Erri De Luca, lo scrittore che racconta l’Eneide ai migranti

“L’armi canto e l’eroe che primo da terra Troiana venne, fuggiasco per fato, sugl’itali lidi lavini.” (Eneide 1, 1-3)

Virgilio attraverso queste  stesse parole riassume l’argomento dell’Eneide: la fuga di un piccolo gruppo di Troiani capeggiato da Enea in direzione di una nuova terra, un nuovo futuro. Enea è, dunque, un profugo, un fuggiasco che abbandona la città natale in fiamme e scappa dalla violenza degli Achei per salvare la propria vita e quella della sua famiglia. Dopo varie avventure, arriva a Cartagine e viene accolto dalla regina Didone, emigrata a sua volta da Tiro.

Se poi volete fermarvi
nel mio regno, sappiate che questa nuova città
è vostra: tirate a secco le navi, non farò
nessuna differenza tra Punici e Troiani”
.

Visita il Tempio di Giunone, all’interno del quale è rappresentata la distruzione della sua città e si commuove… sono lacrime di sofferenza e della consapevolezza che il fatum non possa essere cambiato.

Oggi sono tanti gli Enea che fuggono da un mondo, su delle zattere , non poi così moderne, che solcano il Mediterraneo; sono stati tanti gli Enea che hanno lasciato l’Italia alla volta degli Stati Uniti, sono stati tanti i giovani Enea che qualche anno fa hanno cercato di varcare invano l’Euro-tunnel di Calais. L’insegnamento trasmessoci da Virgilio e incarnato dall’eroe troiano consiste, dunque, in un messaggio umanitario, un appello di pace e di solidarietà. In effetti, Enea non appare come i tipici eroi omerici, non è un uomo incline alla violenza e all’egoismo, ma al contrario ricerca una pace non solo interiore e combatte per necessità. Enea è vittima di un destino che lo conduce continuamente verso prove difficili e per superarle deve sacrificare se stesso e i propri desideri di quiete:

«Non torturare, perciò, con lamenti sia me che te stessa. Non di mia volontà me ne vado in Italia» (Eneide, IV: 360-361)

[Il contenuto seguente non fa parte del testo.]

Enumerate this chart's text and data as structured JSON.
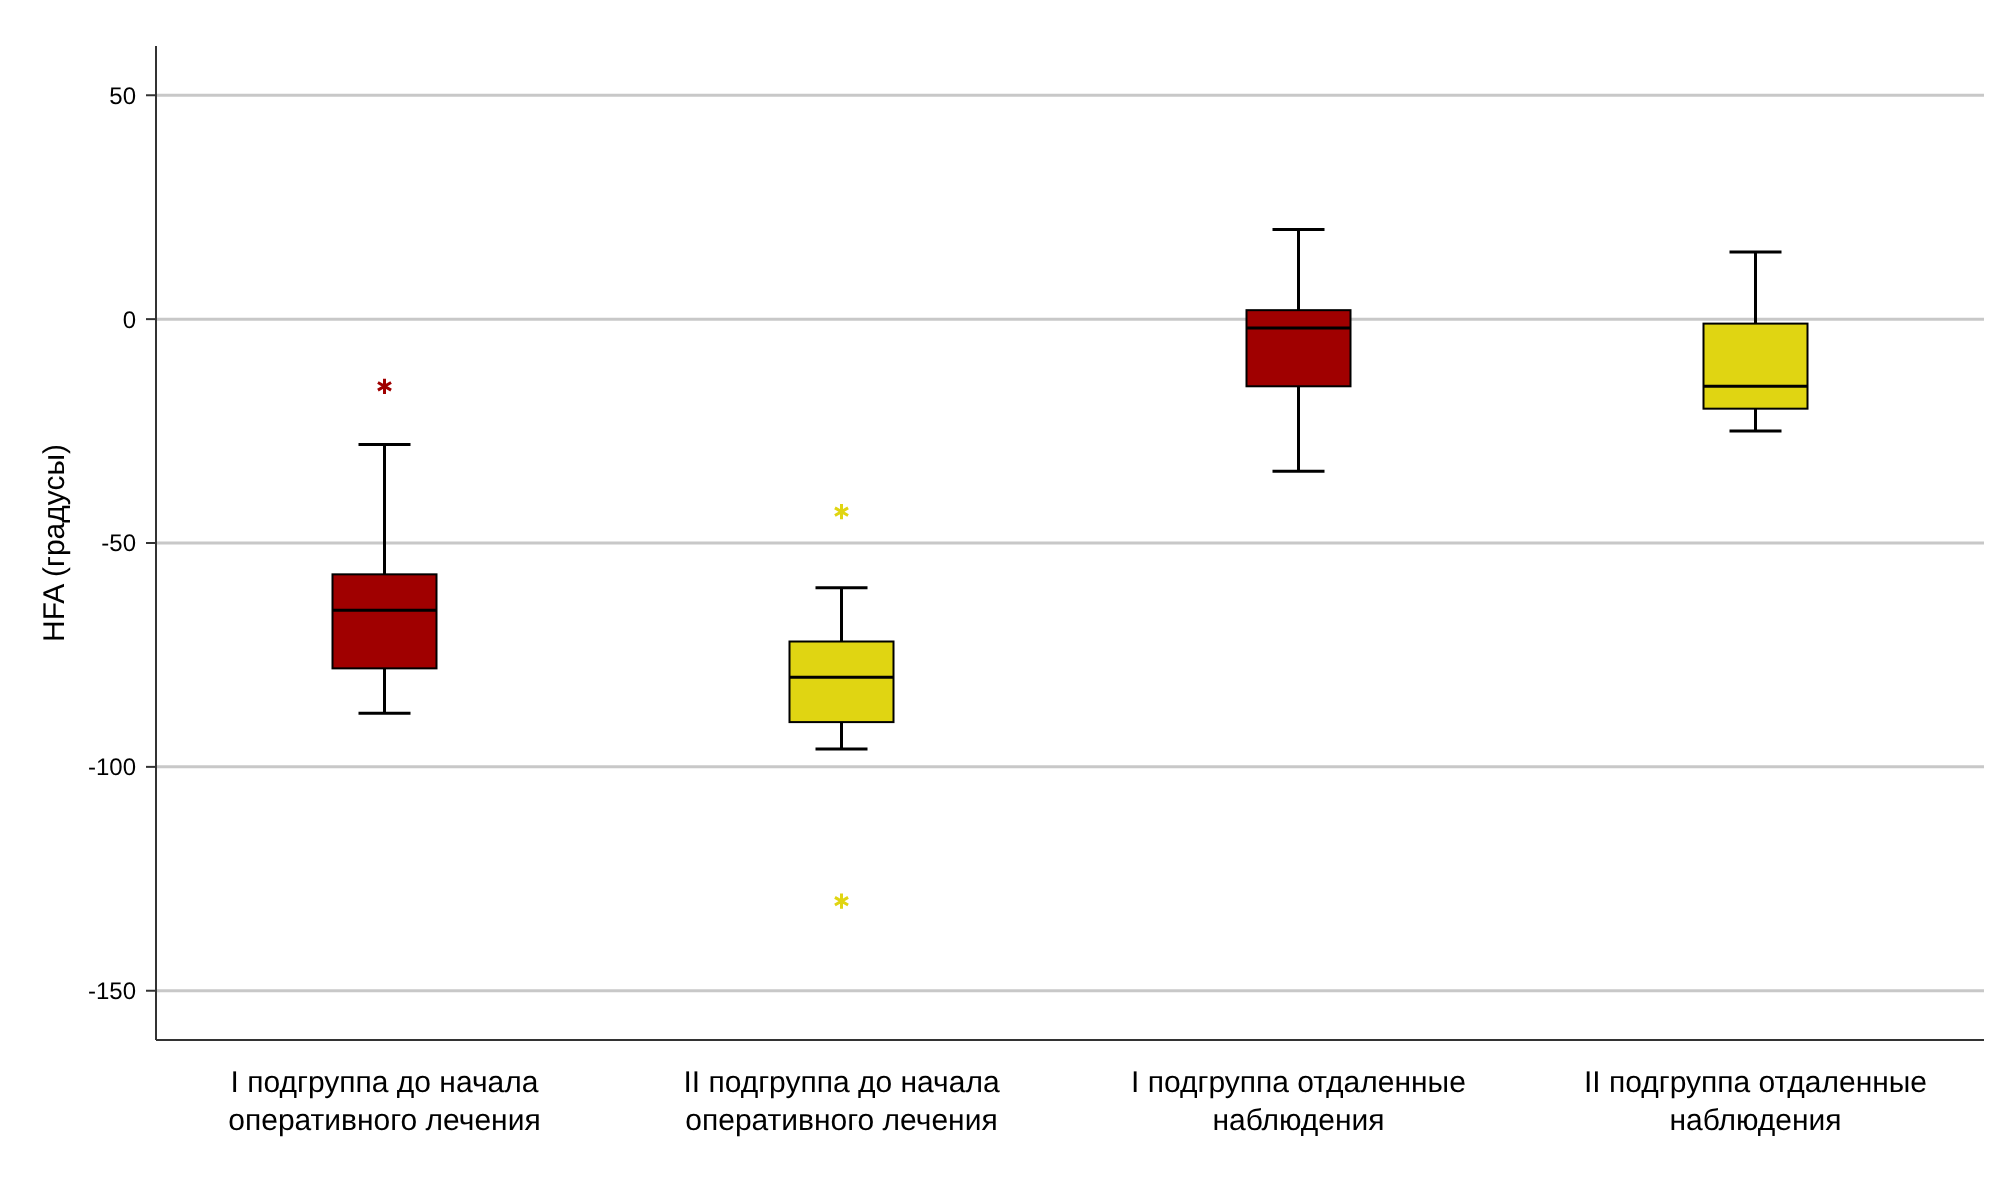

Un uomo come tanti, che sembra non avere scelta, in preda alla sofferenza e alla nostalgia, un uomo che se avesse potuto decidere liberamente non avrebbe abbandonato né Troia prima né Cartagine successivamente:

«Se mi fosse concesso dai fati di condurre la vita come vorrei e disporre le cose secondo ciò che mi piace, ora sarei a Troia tra i cari resti dei miei» (Eneide, IV: 340-342).

L’umanità di Enea non si smentisce neanche alla fine del poema quando l’eroe va contro il proprio ideale di pace e, in preda al desiderio di vendicare la morte dell’amico Pallante, uccide Turno.

Dunque, Enea, un profugo, un eroe, un uomo che in quanto tale non è immune dalla malvagità e dalla sete di vendetta che lo conduce ad uccidere un rivale ma anche un fondatore che ha dato le origini ad un vero e proprio impero e che ha consentito la fusione tra la cultura troiana e quella italica. E allora, è proprio un poema risalente al I sec. a.C. a ricordare a tutti noi, il sacrificio, l’impresa e l’umanità di quel profugo di guerra che, come tanti profughi oggi, fu costretto ad abbandonare la propria terra distrutta e data alle fiamme. Egli è  simbolo di una eterna speranza, spesso infranta tra le onde di quello stesso Mediterraneo solcato secoli fa da un gruppo di esuli troiani, i quali, a differenza dei migranti contemporanei, non hanno avuto bisogno di affidarsi a cinici trafficanti.

Sperando si possa trarre dalla lezione ereditata da questa straordinaria storia un augurio: come Enea ha portato sulle proprie spalle il vecchio padre Anchise e il piccolo figlio Ascanio, simboli rispettivamente del passato e del futuro, anche l’Europa tutta sostenga sulle proprie spalle le speranze vecchie e nuove non solo dei cittadini europei ma anche dei profughi, nella memoria  di quell’ideale di pace, di solidarietà e di condivisione di valori su cui si costituisce il nostro Continente.Chissà poi se tra i tanti migranti che raggiungono oggi faticosamente le nostre coste, prima tappa dell’agognata speranza, non ci sia un nuovo Enea destinato a grandi imprese!